In passing I mention that first respondent’s conduct in the prosecution of his application for review is not beyond reproach. He files an application for review in HC 3298/15, he attempts on three occasions to get an order on the unopposed roll. On two occasions the matter is struck of the roll, and one occasion it is removed from the roll, the reason being the non-service of the application on the respondents, particularly the Commissioner General of Police. Instead of serving the application on the respondents, makes a turn and files a chamber application for default judgment in respect of the same review application. In the chamber application he does not disclose to the court that HC 3298/15 has been struck off the roll for non-service of the application. He attaches an affidavit of service, which says he served the court application HC 3298/15 on the 11 December 2015, which cannot be the truth. Had he served the court application on the 11 December 2015, the application would not have been struck of the roll on the 26 October 2017, on the basis of non-service. Such underhand tactics undermine the integrity of the processes of this court and serve no useful purpose in litigation.


  1. Cut to the bone the question is whether on the correct facts a reasonable, objective and informed person can be apprehensive that the judge will not bring an impartial mind to bear on the adjudication of the review application, i.e. a mind open to persuasion by the evidence and the submissions. In answering this question I factor into the equation that the cornerstone of any fair and just legal system is the impartial adjudication of disputes which comes before the courts. Nothing is more likely to impair confidence in proceedings, whether on the part of litigants or the general public, than actual bias or the appearance of bias in the officials who have the power to adjudicate on disputes.

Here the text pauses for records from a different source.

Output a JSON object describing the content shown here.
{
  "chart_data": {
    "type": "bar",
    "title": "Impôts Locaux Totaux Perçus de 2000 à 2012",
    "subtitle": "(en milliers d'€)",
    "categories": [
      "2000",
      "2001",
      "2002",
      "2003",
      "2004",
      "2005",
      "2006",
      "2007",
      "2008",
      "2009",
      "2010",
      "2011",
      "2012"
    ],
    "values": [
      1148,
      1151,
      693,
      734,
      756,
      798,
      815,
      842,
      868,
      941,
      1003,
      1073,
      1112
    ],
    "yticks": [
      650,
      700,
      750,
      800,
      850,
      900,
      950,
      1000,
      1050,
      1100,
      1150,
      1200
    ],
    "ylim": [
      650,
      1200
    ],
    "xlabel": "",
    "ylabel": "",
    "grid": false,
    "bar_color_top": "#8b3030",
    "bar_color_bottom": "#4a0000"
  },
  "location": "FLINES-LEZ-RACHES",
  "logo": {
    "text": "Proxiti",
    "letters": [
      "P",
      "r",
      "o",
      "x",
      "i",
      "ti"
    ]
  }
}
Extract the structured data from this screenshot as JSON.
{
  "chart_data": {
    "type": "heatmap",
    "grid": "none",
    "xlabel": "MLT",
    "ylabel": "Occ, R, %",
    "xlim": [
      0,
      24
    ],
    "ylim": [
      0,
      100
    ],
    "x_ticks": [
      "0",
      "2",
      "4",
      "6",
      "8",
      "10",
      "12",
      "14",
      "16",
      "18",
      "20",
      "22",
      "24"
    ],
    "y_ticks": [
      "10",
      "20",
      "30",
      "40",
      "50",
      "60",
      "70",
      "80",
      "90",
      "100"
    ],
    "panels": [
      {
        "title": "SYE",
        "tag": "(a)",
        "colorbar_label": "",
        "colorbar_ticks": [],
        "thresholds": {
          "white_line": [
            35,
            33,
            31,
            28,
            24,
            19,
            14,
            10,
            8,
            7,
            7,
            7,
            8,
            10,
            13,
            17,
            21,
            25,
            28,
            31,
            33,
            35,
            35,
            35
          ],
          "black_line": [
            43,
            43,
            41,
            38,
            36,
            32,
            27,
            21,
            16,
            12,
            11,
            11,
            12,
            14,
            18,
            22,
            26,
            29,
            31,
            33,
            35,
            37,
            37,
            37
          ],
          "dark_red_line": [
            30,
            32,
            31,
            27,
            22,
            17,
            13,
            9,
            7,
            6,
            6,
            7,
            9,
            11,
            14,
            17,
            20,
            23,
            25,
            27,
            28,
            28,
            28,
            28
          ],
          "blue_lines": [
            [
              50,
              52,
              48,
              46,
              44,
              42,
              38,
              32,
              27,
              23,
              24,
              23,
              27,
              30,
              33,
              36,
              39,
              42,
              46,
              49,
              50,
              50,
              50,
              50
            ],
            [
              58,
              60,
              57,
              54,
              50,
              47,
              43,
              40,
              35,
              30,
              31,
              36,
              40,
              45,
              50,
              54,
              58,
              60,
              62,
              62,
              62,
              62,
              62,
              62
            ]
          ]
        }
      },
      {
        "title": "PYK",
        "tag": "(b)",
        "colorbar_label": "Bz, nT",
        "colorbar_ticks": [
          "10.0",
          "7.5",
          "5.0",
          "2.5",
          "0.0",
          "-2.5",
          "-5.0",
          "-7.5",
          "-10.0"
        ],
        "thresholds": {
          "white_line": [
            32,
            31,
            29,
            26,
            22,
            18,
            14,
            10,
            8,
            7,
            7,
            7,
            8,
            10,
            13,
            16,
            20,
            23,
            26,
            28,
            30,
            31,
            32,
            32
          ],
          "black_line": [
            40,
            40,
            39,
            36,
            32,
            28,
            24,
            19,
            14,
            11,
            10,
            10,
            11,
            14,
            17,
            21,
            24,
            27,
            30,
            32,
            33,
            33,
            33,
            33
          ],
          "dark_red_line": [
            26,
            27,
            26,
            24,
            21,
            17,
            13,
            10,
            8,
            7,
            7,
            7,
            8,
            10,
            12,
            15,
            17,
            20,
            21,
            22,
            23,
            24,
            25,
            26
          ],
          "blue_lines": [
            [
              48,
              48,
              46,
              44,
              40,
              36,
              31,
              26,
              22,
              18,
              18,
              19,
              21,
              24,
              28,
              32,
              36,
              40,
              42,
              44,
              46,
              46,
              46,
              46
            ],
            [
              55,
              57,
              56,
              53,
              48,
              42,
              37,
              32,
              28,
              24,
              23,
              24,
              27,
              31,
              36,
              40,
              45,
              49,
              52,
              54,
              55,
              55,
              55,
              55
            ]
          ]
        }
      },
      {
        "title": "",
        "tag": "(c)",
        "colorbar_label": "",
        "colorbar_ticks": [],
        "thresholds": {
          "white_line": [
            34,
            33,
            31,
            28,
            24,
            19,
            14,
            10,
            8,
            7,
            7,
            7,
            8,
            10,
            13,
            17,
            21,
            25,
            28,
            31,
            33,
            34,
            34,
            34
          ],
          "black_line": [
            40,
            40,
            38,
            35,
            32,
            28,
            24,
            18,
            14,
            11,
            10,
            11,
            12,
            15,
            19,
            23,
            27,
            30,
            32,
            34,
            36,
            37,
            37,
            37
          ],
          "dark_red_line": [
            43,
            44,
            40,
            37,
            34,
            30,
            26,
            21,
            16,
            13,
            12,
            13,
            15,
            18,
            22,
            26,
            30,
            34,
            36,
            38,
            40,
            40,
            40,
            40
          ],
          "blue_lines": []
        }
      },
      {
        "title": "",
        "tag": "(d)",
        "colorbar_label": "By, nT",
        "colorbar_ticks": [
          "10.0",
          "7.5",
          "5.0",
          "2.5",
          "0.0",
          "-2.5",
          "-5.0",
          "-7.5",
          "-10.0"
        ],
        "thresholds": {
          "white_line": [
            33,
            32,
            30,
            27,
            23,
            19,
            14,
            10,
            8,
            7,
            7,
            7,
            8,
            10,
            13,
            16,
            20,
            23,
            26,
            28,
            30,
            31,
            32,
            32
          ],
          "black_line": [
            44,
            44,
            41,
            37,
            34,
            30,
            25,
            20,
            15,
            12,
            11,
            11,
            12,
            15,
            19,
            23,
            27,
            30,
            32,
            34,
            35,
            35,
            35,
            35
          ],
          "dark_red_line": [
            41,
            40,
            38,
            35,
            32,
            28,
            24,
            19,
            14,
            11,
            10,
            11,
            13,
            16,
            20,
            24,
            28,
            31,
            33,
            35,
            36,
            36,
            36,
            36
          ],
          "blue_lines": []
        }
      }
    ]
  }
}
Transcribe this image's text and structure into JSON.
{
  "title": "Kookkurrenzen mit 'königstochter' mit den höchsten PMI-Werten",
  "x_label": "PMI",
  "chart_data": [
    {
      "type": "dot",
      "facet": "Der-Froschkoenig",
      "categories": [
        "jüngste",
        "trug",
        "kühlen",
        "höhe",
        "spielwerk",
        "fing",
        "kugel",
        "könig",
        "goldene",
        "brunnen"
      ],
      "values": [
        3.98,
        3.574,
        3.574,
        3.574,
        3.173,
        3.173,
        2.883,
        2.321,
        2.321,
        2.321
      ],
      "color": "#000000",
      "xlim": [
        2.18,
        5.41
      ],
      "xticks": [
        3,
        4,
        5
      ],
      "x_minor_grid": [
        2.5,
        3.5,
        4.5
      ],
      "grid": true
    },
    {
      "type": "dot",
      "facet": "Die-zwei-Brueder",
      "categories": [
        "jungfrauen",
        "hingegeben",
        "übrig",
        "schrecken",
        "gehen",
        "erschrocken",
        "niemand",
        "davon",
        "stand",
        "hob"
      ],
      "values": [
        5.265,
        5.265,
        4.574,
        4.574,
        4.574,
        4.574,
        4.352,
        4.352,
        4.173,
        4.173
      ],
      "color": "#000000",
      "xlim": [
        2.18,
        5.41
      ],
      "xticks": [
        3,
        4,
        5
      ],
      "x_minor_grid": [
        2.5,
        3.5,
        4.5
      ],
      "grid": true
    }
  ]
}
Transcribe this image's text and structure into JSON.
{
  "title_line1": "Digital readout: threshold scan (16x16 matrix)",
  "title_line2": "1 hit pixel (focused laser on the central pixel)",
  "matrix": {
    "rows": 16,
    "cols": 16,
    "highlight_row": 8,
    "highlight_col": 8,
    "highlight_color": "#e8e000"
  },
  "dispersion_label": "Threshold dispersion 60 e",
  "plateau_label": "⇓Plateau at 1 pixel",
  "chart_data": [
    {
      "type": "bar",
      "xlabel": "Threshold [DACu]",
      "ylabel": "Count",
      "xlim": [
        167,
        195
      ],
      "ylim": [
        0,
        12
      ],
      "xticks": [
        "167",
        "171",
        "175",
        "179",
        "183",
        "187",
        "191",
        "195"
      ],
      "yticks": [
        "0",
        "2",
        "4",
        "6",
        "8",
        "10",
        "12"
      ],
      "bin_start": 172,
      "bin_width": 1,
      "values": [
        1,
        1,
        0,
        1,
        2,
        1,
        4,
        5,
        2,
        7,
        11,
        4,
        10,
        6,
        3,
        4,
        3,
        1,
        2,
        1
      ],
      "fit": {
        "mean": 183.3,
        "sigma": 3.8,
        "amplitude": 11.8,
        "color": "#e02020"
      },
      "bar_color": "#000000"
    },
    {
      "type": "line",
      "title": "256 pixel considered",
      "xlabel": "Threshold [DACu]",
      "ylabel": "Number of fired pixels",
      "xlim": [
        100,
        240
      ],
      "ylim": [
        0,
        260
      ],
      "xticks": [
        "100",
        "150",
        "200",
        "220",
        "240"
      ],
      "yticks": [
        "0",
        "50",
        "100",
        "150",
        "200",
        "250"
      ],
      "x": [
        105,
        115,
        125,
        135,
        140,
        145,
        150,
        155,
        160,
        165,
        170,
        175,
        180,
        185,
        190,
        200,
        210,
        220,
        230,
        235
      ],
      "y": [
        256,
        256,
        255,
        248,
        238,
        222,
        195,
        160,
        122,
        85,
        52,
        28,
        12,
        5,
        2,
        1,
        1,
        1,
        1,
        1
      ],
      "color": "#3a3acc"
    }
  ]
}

An impartial judge is a fundamental prerequisite for a fair hearing and a judicial officer should not hesitate to recuse herself or himself if there are reasonable grounds on the part of the litigant for apprehending that the judicial officer for whatever reasons may not or will not be impartial. See: The President of the Republic of South Africa and Others 1992(2) BCLR 725 (CC).


  1. My view is that the observations I made in the rescission judgment that applicant was not truthful and had deployed underhand tactics to obtain the default judgment might unsettle a reasonable, objective and informed person to be apprehensive that I will not bring an impartial mind to bear on the adjudication of the review application. This is particularly so in that HC 1961/19 sought to rescind a default judgement granted in this review application, and the application succeeded.



  1. It must never be forgotten that it is not only actual bias that can justify a recusal, even a reasonable perception or appearance of bias is enough for a judicial officer to recuse himself or herself. Justice is so important a value, and it has to be protected. Justice must not only be done but must also be seen to be done. However all this does not mean litigants can judge-shop, not at all. All it means is that the right to a fair hearing must be protected.



  1. This is a boarder-line case, and in such a case I will go for recusal. The application stands to be granted not on the basis of the reasons given by the applicant, but on the basis of the observations I have made above.



  1. It is for these reasons that I felt inclined to recuse myself from this matter.



In the result:


  1. I recuse myself from hearing the case of Samuel Kufandada v Assistant Commissioner Wilson Marecha and Ors HC 3298/15.